Laschet and CSU leader Markus Söder will now have to fight it out between them as to who leads the party into September's election. Usually this would be a no brainer. The sister parties have only been led into a federal election by a Bavarian twice (in 1980 and 2002) and on both occasions they had little chance of beating the Social Democrats.

This time around it is different. The CDU/CSU are flying high in polling. Unlike Mr Laschet, Mr Söder is widely believed to have done a sterling job during the pandemic (even if that actual data does nothing to back this popular belief up). Polling shows that the public see him as the person most suited to be Chancellor.

A swaggering Machtpolitiker, Söder has happily tacked between populist and liberal policies as he’s elbowed his way to the top in his home state. Few people know what his true intentions are, but he isn’t the kind of man to take no for an answer.

Who wins that little power struggle will first become clear in March.

Even if Mr Laschet does run for Chancellor, time will tell the extent to which the CDU’s polling success rests on the personal popularity of the woman who is about to retire after 16 years at the top. The Greens and the Social Democrats are both waiting in the wings…

Is he a good long-term pick?

  • In choosing Laschet, the CDU delegates followed the old party maxim of keine Experimente! But they may have been lulled into a false sense of security by their good polling figures during the pandemic. A year ago the atmosphere was very different: Merkel was unpopular and the country was chaffing under the visionless politics that she represented.

  • Arguably, a Volkspartei that tries to represent liberal, Christian and conservative wings needs to have a leader as flexible as Laschet.
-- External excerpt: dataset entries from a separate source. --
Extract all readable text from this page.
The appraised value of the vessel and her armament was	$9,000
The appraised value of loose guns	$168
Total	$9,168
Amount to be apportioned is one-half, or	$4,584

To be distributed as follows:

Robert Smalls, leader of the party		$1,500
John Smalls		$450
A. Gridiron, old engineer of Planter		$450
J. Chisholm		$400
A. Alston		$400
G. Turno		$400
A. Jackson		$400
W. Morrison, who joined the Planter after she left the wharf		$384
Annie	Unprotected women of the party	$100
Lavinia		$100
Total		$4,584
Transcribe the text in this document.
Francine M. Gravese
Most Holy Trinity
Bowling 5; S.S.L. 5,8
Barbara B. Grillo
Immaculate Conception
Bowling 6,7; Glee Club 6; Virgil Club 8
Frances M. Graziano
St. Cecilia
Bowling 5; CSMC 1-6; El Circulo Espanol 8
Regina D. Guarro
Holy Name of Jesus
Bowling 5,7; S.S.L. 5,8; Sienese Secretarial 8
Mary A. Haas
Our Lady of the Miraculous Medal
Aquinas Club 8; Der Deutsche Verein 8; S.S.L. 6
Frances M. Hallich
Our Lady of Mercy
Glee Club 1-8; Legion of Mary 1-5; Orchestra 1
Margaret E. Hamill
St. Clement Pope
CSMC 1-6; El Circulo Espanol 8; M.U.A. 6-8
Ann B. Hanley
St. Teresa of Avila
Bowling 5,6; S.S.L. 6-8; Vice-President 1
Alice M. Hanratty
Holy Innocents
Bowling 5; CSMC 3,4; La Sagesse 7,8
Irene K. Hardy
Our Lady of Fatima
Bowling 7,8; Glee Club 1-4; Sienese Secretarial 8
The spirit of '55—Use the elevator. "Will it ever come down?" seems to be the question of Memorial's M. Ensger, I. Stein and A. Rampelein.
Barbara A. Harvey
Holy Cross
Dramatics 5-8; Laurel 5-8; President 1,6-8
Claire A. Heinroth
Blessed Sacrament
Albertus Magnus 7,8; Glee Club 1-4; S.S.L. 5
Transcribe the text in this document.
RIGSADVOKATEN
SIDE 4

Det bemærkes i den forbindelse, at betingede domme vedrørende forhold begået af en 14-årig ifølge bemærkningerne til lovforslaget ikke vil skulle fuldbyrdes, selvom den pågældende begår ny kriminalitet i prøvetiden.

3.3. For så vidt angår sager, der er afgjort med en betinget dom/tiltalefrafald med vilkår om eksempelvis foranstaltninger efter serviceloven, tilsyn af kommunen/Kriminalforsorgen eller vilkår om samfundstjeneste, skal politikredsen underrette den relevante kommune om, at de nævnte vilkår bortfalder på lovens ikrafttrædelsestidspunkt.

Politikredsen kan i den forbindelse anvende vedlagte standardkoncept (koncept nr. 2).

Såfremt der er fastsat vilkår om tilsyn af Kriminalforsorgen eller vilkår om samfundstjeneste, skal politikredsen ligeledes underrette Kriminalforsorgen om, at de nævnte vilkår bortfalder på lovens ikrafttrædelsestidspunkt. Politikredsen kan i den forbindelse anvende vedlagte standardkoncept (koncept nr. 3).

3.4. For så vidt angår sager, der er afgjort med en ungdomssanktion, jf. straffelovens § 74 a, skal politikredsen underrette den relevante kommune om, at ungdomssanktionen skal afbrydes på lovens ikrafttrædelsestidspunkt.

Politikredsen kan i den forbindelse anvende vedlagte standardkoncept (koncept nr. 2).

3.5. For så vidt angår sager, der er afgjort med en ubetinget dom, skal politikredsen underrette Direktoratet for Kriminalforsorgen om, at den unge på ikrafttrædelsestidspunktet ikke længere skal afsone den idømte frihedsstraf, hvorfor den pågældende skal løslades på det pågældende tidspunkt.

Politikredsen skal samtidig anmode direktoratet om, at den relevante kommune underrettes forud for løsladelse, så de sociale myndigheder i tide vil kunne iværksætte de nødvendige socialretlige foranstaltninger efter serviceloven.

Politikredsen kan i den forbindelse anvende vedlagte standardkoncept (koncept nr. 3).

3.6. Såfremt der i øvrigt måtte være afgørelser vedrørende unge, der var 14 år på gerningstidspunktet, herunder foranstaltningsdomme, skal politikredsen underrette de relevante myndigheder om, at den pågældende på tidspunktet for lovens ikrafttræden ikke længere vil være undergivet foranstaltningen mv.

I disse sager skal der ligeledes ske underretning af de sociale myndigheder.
His victory is ultimately likely to lead to far less inner-party friction than if Merz had won. His amiable personality could be what the party needs to stay united over the coming four years.

  • A win for the centrists is unlikely to have much of an impact on the popularity of the AfD. By picking the Merkel fanboy, the CDU have given a weapon to a party who’ve turned into a an anti-Angie cult.

  • With the US internally riven, China and Russia both posing increasing threats to liberal democracy, and the future of the EU far from certain, the largest European power arguably needs a leader who has a vision for Germany and Europe. A good manager might no longer cut it in the third decade of the 21st century.